Ticket #12557 (confirmed Bug)
Products.CMFPlone.UnicodeSplitter.splitter can crash at unicodedata.normalize
Reported by: | tnagai@… | Owned by: | vincentfretin |
---|---|---|---|
Priority: | major | Milestone: | 4.x |
Component: | Backend (Python) | Version: | 4.0 |
Keywords: | Cc: |
Description
We use Plone 4.0.5 to develop our new university site. One of our staff found that she couldn't upload a particular Japanese PDF document. When she uploaded the PDF, Plone process crashed and automatically restarted.
I confirmed Plone crashes at Products.CMFPlone.UnicodeSplitter.splitter module.

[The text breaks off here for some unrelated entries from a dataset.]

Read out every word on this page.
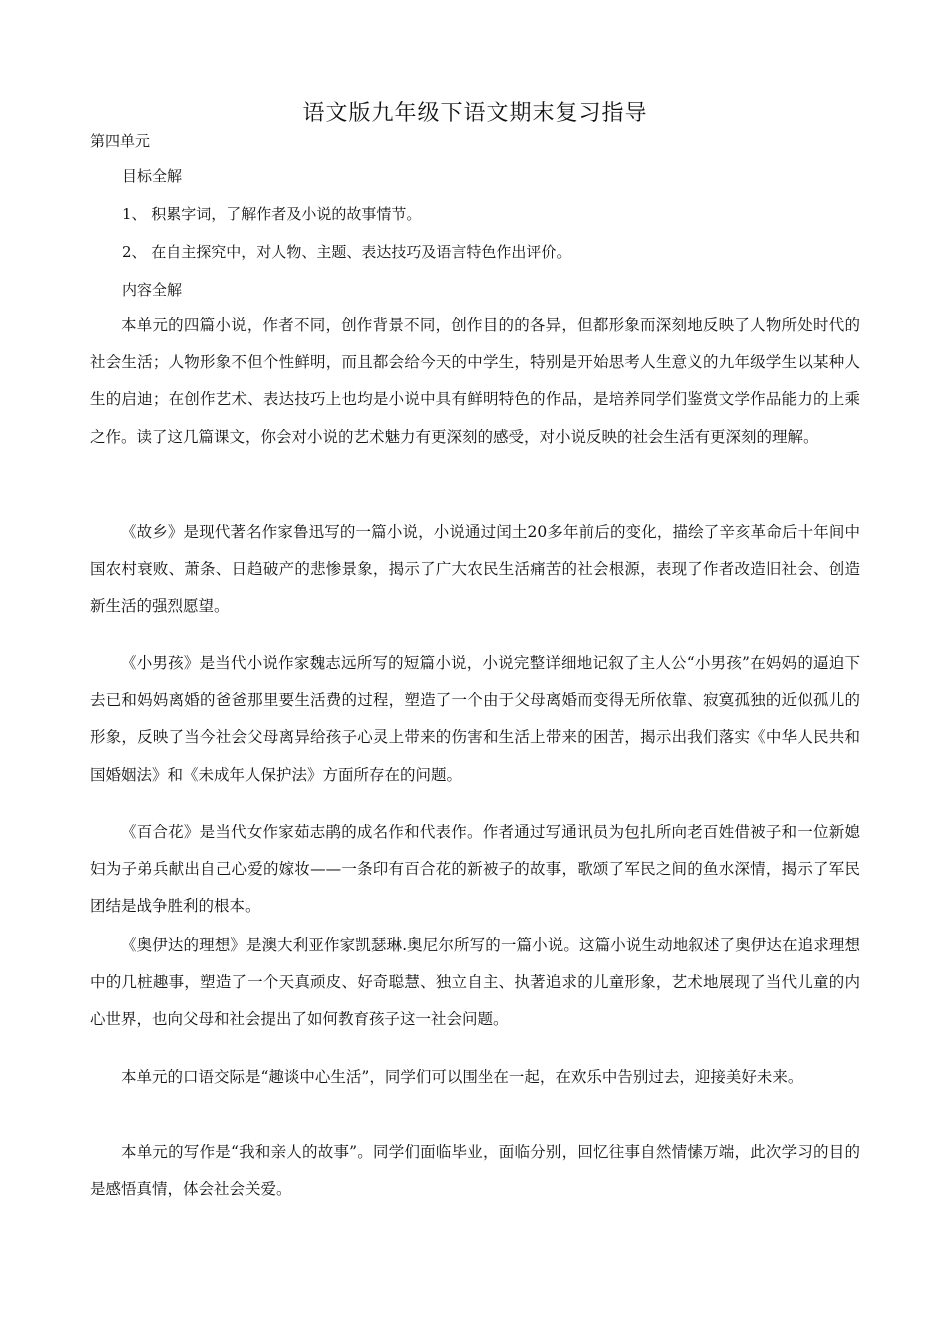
语文版九年级下语文期末复习指导

第四单元

目标全解

1、 积累字词，了解作者及小说的故事情节。

2、 在自主探究中，对人物、主题、表达技巧及语言特色作出评价。

内容全解

本单元的四篇小说，作者不同，创作背景不同，创作目的的各异，但都形象而深刻地反映了人物所处时代的社会生活；人物形象不但个性鲜明，而且都会给今天的中学生，特别是开始思考人生意义的九年级学生以某种人生的启迪；在创作艺术、表达技巧上也均是小说中具有鲜明特色的作品，是培养同学们鉴赏文学作品能力的上乘之作。读了这几篇课文，你会对小说的艺术魅力有更深刻的感受，对小说反映的社会生活有更深刻的理解。

《故乡》是现代著名作家鲁迅写的一篇小说，小说通过闰土20多年前后的变化，描绘了辛亥革命后十年间中国农村衰败、萧条、日趋破产的悲惨景象，揭示了广大农民生活痛苦的社会根源，表现了作者改造旧社会、创造新生活的强烈愿望。

《小男孩》是当代小说作家魏志远所写的短篇小说，小说完整详细地记叙了主人公“小男孩”在妈妈的逼迫下去已和妈妈离婚的爸爸那里要生活费的过程，塑造了一个由于父母离婚而变得无所依靠、寂寞孤独的近似孤儿的形象，反映了当今社会父母离异给孩子心灵上带来的伤害和生活上带来的困苦，揭示出我们落实《中华人民共和国婚姻法》和《未成年人保护法》方面所存在的问题。

《百合花》是当代女作家茹志鹃的成名作和代表作。作者通过写通讯员为包扎所向老百姓借被子和一位新媳妇为子弟兵献出自己心爱的嫁妆——一条印有百合花的新被子的故事，歌颂了军民之间的鱼水深情，揭示了军民团结是战争胜利的根本。

《奥伊达的理想》是澳大利亚作家凯瑟琳.奥尼尔所写的一篇小说。这篇小说生动地叙述了奥伊达在追求理想中的几桩趣事，塑造了一个天真顽皮、好奇聪慧、独立自主、执著追求的儿童形象，艺术地展现了当代儿童的内心世界，也向父母和社会提出了如何教育孩子这一社会问题。

本单元的口语交际是“趣谈中心生活”，同学们可以围坐在一起，在欢乐中告别过去，迎接美好未来。

本单元的写作是“我和亲人的故事”。同学们面临毕业，面临分别，回忆往事自然情愫万端，此次学习的目的是感悟真情，体会社会关爱。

The call of unicodedata.normalize method in the module crashes Python interpreter itself. The PDF unexpectedly contains a special sequence of Unicodes causing the crash.
This problem seems to already known in Python community : http://bugs.python.org/issue10254. However, Plone 4.0.x uses Python 2.6 and this problems is not fixed.
To solve this problem, I replaced unicodedata.normalize by Normalizer in PyICU and it works fine (although we need to install PyICU).
$ diff splitter.py.org splitter.py.fixed 8a9
from icu import *
16a18
normalizerNFKC = Normalizer2.getInstance(None, "nfkc",UNormalizationMode2.COMPOSE)
89c91 < normalized = unicodedata.normalize('NFKC', uni) ---
normalized = unicode(normalizerNFKC.normalize(uni))
104c106 < normalized = unicodedata.normalize('NFKC', uni) ---
normalized = unicode(normalizerNFKC.normalize(uni))